With the calculated PSD we were able to check the fit to flicker noise characteristic shape of \(S_x\left( f \right) \propto {\textstyle{1 \over f}}\) 5, i.e., β = 1 in the general definition of noise bucketing \(S_x\left( f \right) \propto f^{ - \beta }\). Table 1 summarizes the fit coefficients and their match to flicker noise definition, where we chose to use the percentage of deviation and R2 as the statistical measures to quantify the match of each model. This calculation shows that the presence of H atoms in interstitial sites generate the noise with best fit to flicker noise, compared with the rest of the defects in our demonstration, positioning this type of defect as a valid candidate to be the atomic source of flicker noise.

Table 1 Summary of β fit coefficients and deviation from flicker noise. Models (a)–(h) coincide with the order presented in Fig. 3.

Discussion

To summarize, the purpose of this paper is to showcase the use of our method for assessing atomic sources of flicker noise in JJ-based superconducting qubits. Our method takes a bottom-to-top approach to assess flicker noise sources, i.e., start from the basic building blocks of the atomic structure, from them, construct a full JJ that is then used to investigate the structural and electrical characteristics of these models. By using our proposed method, it is possible to narrow down suspected sources for flicker noise by means of structural and electrical characterization of a JJ, as well as by analyzing the noise characteristics arising from charge-transport modeling through the JJ.

The demonstration of application of our method on a Al|Al2O3|Al-based JJ showed the strengths of our method twofold. The first comes from the fact that our method considers a complete JJ structure rather than just a cleaved oxide interface. This is of great importance since it allows to learn about the true stability of a defect. As a result of this, we were able to show that previous results about the nature of adsorbed O2 molecules were inaccurate. Instead of behaving as a free rotor on a cleaved oxide interface inducing magnetic flux noise, when considering the metal caps as well the defect’s stability changes, and an oxide growth is rather preferred, making this type of defect less likely to continue existing and generate flicker noise.

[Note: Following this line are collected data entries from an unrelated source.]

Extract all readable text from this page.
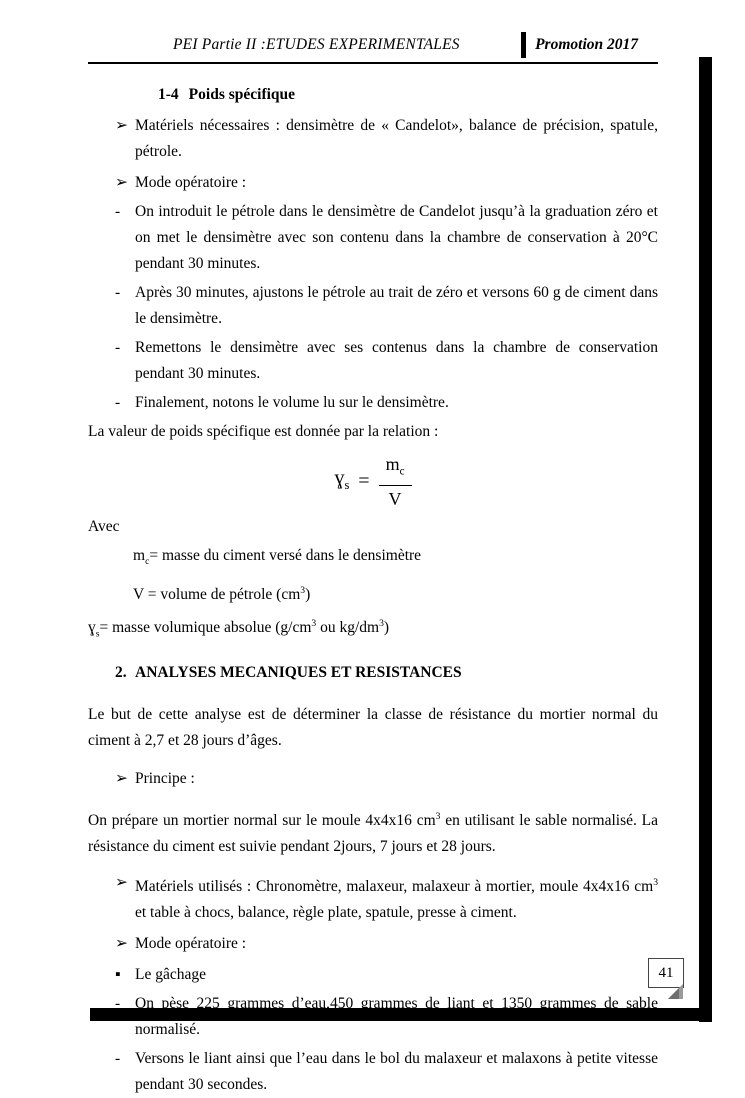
PEI Partie II :ETUDES EXPERIMENTALES	Promotion 2017

1-4 Poids spécifique

➢ Matériels nécessaires : densimètre de « Candelot», balance de précision, spatule, pétrole.
➢ Mode opératoire :
- On introduit le pétrole dans le densimètre de Candelot jusqu’à la graduation zéro et on met le densimètre avec son contenu dans la chambre de conservation à 20°C pendant 30 minutes.
- Après 30 minutes, ajustons le pétrole au trait de zéro et versons 60 g de ciment dans le densimètre.
- Remettons le densimètre avec ses contenus dans la chambre de conservation pendant 30 minutes.
- Finalement, notons le volume lu sur le densimètre.

La valeur de poids spécifique est donnée par la relation :

ɣ$_s$ = $\frac{m_c}{V}$

Avec

$m_c=$ masse du ciment versé dans le densimètre

V = volume de pétrole $(cm^3)$

ɣ$_s$= masse volumique absolue ($g/cm^3$ ou $kg/dm^3$)

2. ANALYSES MECANIQUES ET RESISTANCES

Le but de cette analyse est de déterminer la classe de résistance du mortier normal du ciment à 2,7 et 28 jours d’âges.

➢ Principe :

On prépare un mortier normal sur le moule 4x4x16 $cm^3$ en utilisant le sable normalisé. La résistance du ciment est suivie pendant 2jours, 7 jours et 28 jours.

➢ Matériels utilisés : Chronomètre, malaxeur, malaxeur à mortier, moule 4x4x16 $cm^3$ et table à chocs, balance, règle plate, spatule, presse à ciment.
➢ Mode opératoire :
▪ Le gâchage
- On pèse 225 grammes d’eau,450 grammes de liant et 1350 grammes de sable normalisé.
- Versons le liant ainsi que l’eau dans le bol du malaxeur et malaxons à petite vitesse pendant 30 secondes.
41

The second comes from the fact it is a more robust way to identify new candidates being the atomic source of flicker noise. We were able to show that the presence of trapped H atoms, in the form of a single atom or OH molecule, in interstitial sites in the vicinity of the interface, generate noise with Fourier component with very good match to the 1/f characteristic shape of flicker noise.

We believe that using our method will advance the search for the atomic sources of flicker noise, promoting the development of this technology.

On top of that, by choosing to implement our method as a standard for future research, there will be opportunities for implementing the method to other systems and opening the door for other research directions in the field.